Author: theMan

  • The Rain Lifts, the Sun Returns


    After twenty five days of rain, drizzle, and clouds, and minimal sunlight, this morning’s sky is different. The pink clouds aren’t threatening to pour down rain. There are no puddles in the driveway.


    By afternoon, the soft winter sunlight is everywhere. Gilda and Gloria are delighted. All the chickens are happy. The forecast is for more than a week of dry, sunny weather. You can’t ask for more than that in December.

  • Of Dreams and Shame


    The first step to making tofu is to soak the beans. Though what is happening is much more profound. The destiny of any bean is to grow, to find a spot in the earth, drink in the moistness of the soil and stir its roots, and push up through the warm earth to kiss the sun with baby leaves. That is the dream bound up inside each bean.

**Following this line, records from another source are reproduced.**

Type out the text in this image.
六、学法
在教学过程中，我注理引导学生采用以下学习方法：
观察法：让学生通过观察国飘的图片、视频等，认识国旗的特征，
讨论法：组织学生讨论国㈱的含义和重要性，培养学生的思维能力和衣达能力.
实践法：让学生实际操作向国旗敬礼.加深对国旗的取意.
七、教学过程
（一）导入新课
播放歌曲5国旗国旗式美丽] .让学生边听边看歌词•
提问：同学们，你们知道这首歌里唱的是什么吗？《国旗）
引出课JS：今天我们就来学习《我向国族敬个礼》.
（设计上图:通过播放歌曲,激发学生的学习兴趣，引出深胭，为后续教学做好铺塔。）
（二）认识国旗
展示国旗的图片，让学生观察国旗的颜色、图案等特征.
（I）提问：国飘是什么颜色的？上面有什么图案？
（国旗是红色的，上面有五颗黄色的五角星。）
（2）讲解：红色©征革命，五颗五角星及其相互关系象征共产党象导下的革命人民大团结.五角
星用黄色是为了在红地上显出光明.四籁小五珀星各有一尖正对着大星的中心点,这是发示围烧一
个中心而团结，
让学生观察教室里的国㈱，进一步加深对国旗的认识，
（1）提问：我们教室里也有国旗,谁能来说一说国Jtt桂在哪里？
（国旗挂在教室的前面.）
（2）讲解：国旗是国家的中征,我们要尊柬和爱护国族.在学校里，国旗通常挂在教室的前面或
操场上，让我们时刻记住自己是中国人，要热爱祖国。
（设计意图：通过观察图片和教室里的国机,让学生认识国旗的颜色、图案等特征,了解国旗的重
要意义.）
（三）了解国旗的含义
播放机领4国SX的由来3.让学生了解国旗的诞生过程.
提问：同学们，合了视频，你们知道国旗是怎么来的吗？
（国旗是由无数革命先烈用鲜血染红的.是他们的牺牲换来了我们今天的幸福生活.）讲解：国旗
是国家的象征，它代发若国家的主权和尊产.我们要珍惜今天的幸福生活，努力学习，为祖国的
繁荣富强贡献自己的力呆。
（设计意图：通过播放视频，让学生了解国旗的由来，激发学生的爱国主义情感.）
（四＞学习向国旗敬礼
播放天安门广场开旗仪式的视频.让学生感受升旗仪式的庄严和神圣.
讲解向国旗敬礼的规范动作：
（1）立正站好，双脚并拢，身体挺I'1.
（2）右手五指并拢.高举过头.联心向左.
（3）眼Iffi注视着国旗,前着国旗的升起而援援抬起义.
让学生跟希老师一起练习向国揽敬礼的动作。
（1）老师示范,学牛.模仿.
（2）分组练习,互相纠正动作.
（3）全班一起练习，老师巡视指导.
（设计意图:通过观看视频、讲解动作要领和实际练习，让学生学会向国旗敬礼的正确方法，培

    In the evening, I wash and fill a pot with beans. I turn the tap on just a trickle, and let the beans enjoy the soft sensations of running water all night long. The next day, the beans are alive, plump, happy, and pure.


    There is a glow to beans that have spent a night under gently running water, a purity that softens and beckons. The steady stream of water has washed away all impurities, and the beans sparkle. There is one last chance to enjoy their beauty. It’s almost a shame to toss them in the blender and grind them to pulp, to crush their precious dreams of becoming tall bean plants and feeling the summer breeze flow through their sweet flowers, to laugh when the bumble bees tickle their petals.



    The beans are no more, transformed into cooling blocks of pure tofu. What is the tofu dreaming? A dream of soaking in a hot broth? Of getting doused with seasonings? Of hanging out in a fridge? They look like blocks of tofu cooling, but something much more profound is happening.

  • A Mind of Its Own


    Each tree has a mind of its own. We have a pear tree whose leaves stay green all winter, and don’t fall off until the new leaves come out in the spring. This year we trimmed it way back, and its leaves are turning bright yellow and falling.



    In the garden, the garlic shoots are appearing. They whiz past the tender mustard greens. The nice thing about greens this time of year is that they grow slowly. Each day you can walk the rows and see the subtle changes from day to day.




    The stellar jays and pileated woodpeckers have made their mark on the apples. How many pecks can an apple take before it falls to the ground?



    Plant a few kale plants, and you are guaranteed greens all winter long. The colder it gets, the sweeter they become.

  • Of Fanged-Things and Fallen Giants


    Something was amiss last night. It was in the warm night air. Stepping out of the cabin where I make tofu, there was no November chill in the air. A warm night breeze wafted over the dark pond.



    At dawn, the ducks went wild with their bath, diving deep, splashing, and flapping their wet wings with pure joy. Perhaps they thought winter was over.




    With today’s bread order cooling, it was off to the cabin to label and pack up the tofu. A fanged thing greeted me on the door. A harvestmen was waiting for something to ambush. To be an insect must be to live in a nightmarish world of monsters. Imagine the tales children would have to tell if they had to sneak by monsters like this on their way to and from school. “Mommy, Bobby didn’t make it home today, the Fanged-Thing got him!” would be an oft heard phrase in such a world.




    On the way to deliver bread and tofu, I see that a giant has fallen. The massive cottonwood in the parking lot of BowEdison Fine Food & Drink has met its demise. A crew of tree fellers has been working on it since yesterday, and now the giant is but a crumpled carcass on the ground.


    All day the warm south winds have gusted. Huge clouds billow above the mountains. I see flocks of swans shooting by at jet speed, riding the howling winds. The day ends as warm as it started. Tomorrow is Thanksgiving. It’s a far cry from a snowbound Seattle Thanksgiving of some thirty years ago when my husband came in our four-wheel drive Tercel to fetch me from the downtown office building where I worked. That evening, we passed bus after bus which was stuck in the knee-deep snow which blanked the hills of Seattle. This Thanksgiving will be nothing like that. This Thanksgiving will be more like Maui in the Pacific Northwest.

  • Time to Experiment


    With no farmers markets to worry about, I have time to hone my bread baking, and experiment. What if I add more levain, or change the moisture content of the levain, or let the dough rest longer, or rise longer, or, or, or … there are as many variables to play with as I can imagine. This morning’s cumin loaf was pretty good.



    Chuckanut Mountain looked like a volcano steaming ferociously, about to blow it’s top. Fortunately it’s not a volcano, just a mountain that clouds have a thing for.


    At home, late afternoon sun rays turned an apple tree into a burning bush.


    I’d gone out to rake more leaves for the garden beds. Though the leaves on the pond are out of reach.


    It’s impossible to rake leaves without stirring the interest of the chickens. They have all day to inspect the leaves, but something about me raking them, makes them more interesting to the chickens. It may not be the leaves that pique their curiosity. They are probably wondering why I bother gathering them into big piles and cart them off in a wheelbarrow.